Researchers give sight to blind chickens

23-05-2006 | |

US researchers report: chicks with an inherited disorder that causes them to be born blind have been injected in-ovo with healthy genes, and when the treated chicks hatched, they could see.

The gene-transfer raises high hopes for developing a treatment to restore sight in children with a similar condition, called Leber congenital amaurosis Type 1, or LCA1.


“I firmly believe this will work,” said neuroscientist Sue Semple-Rowland, the principal researcher from the University of Florida. “We’re really, really close to making it possible to treat kids with various forms of LCA with gene therapy and have them have a relatively normal life in terms of vision.”
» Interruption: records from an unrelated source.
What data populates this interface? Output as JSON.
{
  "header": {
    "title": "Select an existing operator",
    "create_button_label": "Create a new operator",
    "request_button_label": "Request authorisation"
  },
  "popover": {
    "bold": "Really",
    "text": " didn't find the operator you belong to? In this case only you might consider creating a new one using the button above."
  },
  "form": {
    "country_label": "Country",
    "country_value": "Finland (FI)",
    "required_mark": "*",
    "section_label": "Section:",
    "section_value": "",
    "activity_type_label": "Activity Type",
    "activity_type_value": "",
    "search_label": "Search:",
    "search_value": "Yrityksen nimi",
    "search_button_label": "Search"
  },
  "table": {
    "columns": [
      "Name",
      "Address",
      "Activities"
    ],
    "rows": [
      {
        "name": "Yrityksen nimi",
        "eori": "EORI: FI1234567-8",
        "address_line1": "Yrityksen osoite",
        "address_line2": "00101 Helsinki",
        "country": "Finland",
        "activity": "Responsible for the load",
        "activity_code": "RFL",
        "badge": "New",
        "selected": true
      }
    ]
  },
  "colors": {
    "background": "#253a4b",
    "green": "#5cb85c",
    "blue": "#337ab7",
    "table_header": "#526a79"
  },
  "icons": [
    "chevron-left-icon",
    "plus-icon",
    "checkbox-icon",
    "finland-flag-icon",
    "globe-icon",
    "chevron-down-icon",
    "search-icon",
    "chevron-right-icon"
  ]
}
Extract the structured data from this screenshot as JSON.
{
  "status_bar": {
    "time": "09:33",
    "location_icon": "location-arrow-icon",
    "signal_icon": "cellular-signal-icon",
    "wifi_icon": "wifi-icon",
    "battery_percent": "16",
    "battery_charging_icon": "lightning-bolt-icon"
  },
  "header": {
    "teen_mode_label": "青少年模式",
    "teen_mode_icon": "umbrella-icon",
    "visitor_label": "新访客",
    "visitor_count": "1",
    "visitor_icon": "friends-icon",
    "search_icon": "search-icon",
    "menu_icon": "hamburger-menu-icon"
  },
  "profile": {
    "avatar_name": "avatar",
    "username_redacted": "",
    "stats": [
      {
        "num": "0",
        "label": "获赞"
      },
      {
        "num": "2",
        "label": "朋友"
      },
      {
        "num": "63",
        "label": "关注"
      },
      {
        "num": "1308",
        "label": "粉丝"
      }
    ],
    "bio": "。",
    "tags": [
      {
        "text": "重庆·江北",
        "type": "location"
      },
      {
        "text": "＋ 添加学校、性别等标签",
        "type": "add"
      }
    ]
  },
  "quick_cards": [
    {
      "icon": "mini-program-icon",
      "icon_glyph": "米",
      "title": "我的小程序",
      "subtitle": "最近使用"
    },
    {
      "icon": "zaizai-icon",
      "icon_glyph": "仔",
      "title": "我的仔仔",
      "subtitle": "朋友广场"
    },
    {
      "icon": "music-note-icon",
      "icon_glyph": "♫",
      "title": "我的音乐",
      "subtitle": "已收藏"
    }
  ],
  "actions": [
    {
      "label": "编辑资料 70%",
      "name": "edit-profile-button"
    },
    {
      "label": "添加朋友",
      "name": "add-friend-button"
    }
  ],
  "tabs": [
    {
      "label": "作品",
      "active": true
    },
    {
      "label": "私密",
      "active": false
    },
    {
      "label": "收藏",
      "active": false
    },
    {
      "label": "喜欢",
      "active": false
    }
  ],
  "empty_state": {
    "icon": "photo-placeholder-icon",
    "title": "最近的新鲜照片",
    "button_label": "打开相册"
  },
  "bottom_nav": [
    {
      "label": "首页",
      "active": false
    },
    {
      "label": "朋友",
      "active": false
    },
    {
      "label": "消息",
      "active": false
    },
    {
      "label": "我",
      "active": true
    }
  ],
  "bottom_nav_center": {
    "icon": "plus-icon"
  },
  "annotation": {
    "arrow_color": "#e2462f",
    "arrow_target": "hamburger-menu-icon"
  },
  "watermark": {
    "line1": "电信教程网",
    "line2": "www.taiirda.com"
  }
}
While there is much work still to be done, she predicted a treatment for humans could come within just a few years.


The breakthrough with the chickens took 20 years of painstaking work by Semple-Rowland and her colleagues to determine what caused the birds’ blindness, to isolate the defective gene and then to figure out how to fix it.


Her lab modified a virus to carry a normal copy of the gene that is defective in the chickens, a type of Rhode Island Red. After boring tiny holes in the shells of fertilized eggs, they injected a small quantity of the virus into the neural tubes of two-day-old embryos, closed up the holes with a waxed substance and waited for them to hatch almost three weeks later.


Of seven chicks injected in-utero, six could see after hatching, said the scientists, whose research is published online Tuesday in the journal Public Library of Science-Medicine.